Mas, é necessário falar além da representatividade feminina. Nas eleições gerais de 2022, o Ceará recebeu 218 candidaturas de mulheres consideradas não-brancas. A socióloga Mariana Lacerda, fala sobre a falta de mulheres negras no Legislativo cearense e as hostilidades vividas por elas.

“Por ser uma dupla opressão que as mulheres negras sofrem, o racismo e o machismo, existe um grau de dificuldade maior para que essas mulheres se estabeleçam como candidatas. Hoje na Assembleia, nós não temos nenhuma deputada negra”, afirma Mariana.

“Isso mostra como o racismo e o machismo operam na vida dessas mulheres, inclusive impossibilitando que elas cheguem a cadeiras na Assembleia. E nós tivemos mais de nove candidatas negras a deputados estaduais nas últimas eleições”, ressalta.

Dayane do Capitão(Foto: Dvulgçaão)
Foto: Dvulgçaão Dayane do Capitão

Nas eleições de 2022, foram eleitas pelo Ceará uma mulher que se considera preta: a deputada federal Dayany do Capitão, do União Brasil. Há ainda duas deputadas estaduais que se declaram pardas: Jô Farias, do PT, e Luana Ribeiro, do Cidadania.

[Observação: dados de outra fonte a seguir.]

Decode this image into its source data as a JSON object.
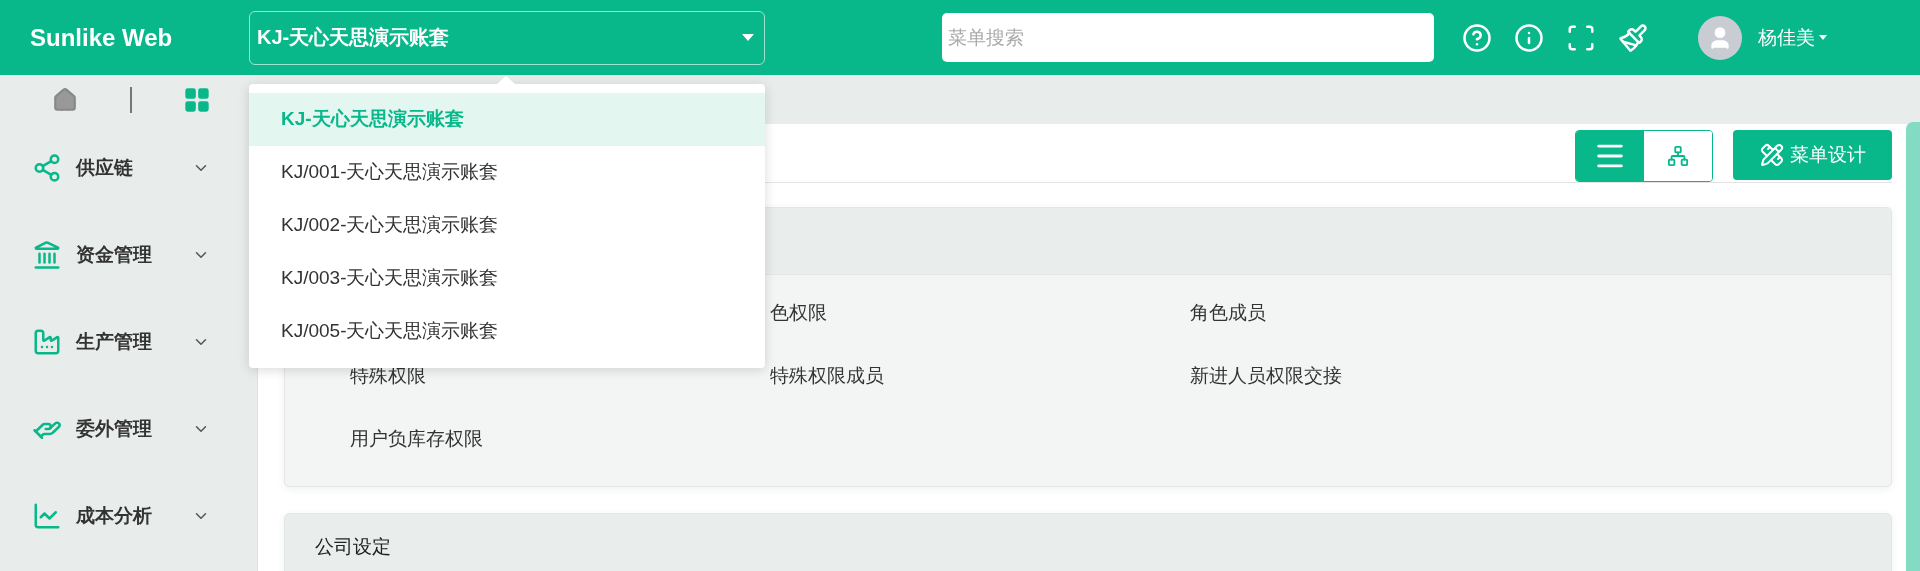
{
  "header": {
    "logo": "Sunlike Web",
    "company_select": {
      "value": "KJ-天心天思演示账套",
      "options": [
        {
          "label": "KJ-天心天思演示账套",
          "selected": true
        },
        {
          "label": "KJ/001-天心天思演示账套",
          "selected": false
        },
        {
          "label": "KJ/002-天心天思演示账套",
          "selected": false
        },
        {
          "label": "KJ/003-天心天思演示账套",
          "selected": false
        },
        {
          "label": "KJ/005-天心天思演示账套",
          "selected": false
        }
      ]
    },
    "search": {
      "placeholder": "菜单搜索"
    },
    "user": {
      "name": "杨佳美"
    }
  },
  "sidebar": {
    "items": [
      {
        "label": "供应链",
        "kind": "nodes",
        "expanded": false
      },
      {
        "label": "资金管理",
        "kind": "bank",
        "expanded": false
      },
      {
        "label": "生产管理",
        "kind": "robot",
        "expanded": false
      },
      {
        "label": "委外管理",
        "kind": "hand",
        "expanded": false
      },
      {
        "label": "成本分析",
        "kind": "chart",
        "expanded": false
      }
    ]
  },
  "toolbar": {
    "views": [
      {
        "kind": "list",
        "selected": true
      },
      {
        "kind": "tree",
        "selected": false
      }
    ],
    "design_button": "菜单设计"
  },
  "cards": [
    {
      "items": [
        {
          "label": "色权限",
          "kind": "middle"
        },
        {
          "label": "角色成员",
          "kind": "right"
        },
        {
          "label": "特殊权限",
          "kind": "left"
        },
        {
          "label": "特殊权限成员",
          "kind": "middle"
        },
        {
          "label": "新进人员权限交接",
          "kind": "right"
        },
        {
          "label": "用户负库存权限",
          "kind": "left"
        }
      ]
    },
    {
      "title": "公司设定"
    }
  ]
}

Apesar da presença ainda reduzida, há avanços na participação feminina, comenta a cientista política Lídia Freitas. “Eu acredito que essa representatividade vem aumentando de forma considerável. Vem aumentando significativamente, gradualmente e sem retrocessos. Isso é importante, muito mais importante da gente observar se é suficiente ou não. É interessante que a gente veja que é um movimento que já se estabeleceu. E ele continua a crescer de forma contínua”, afirma.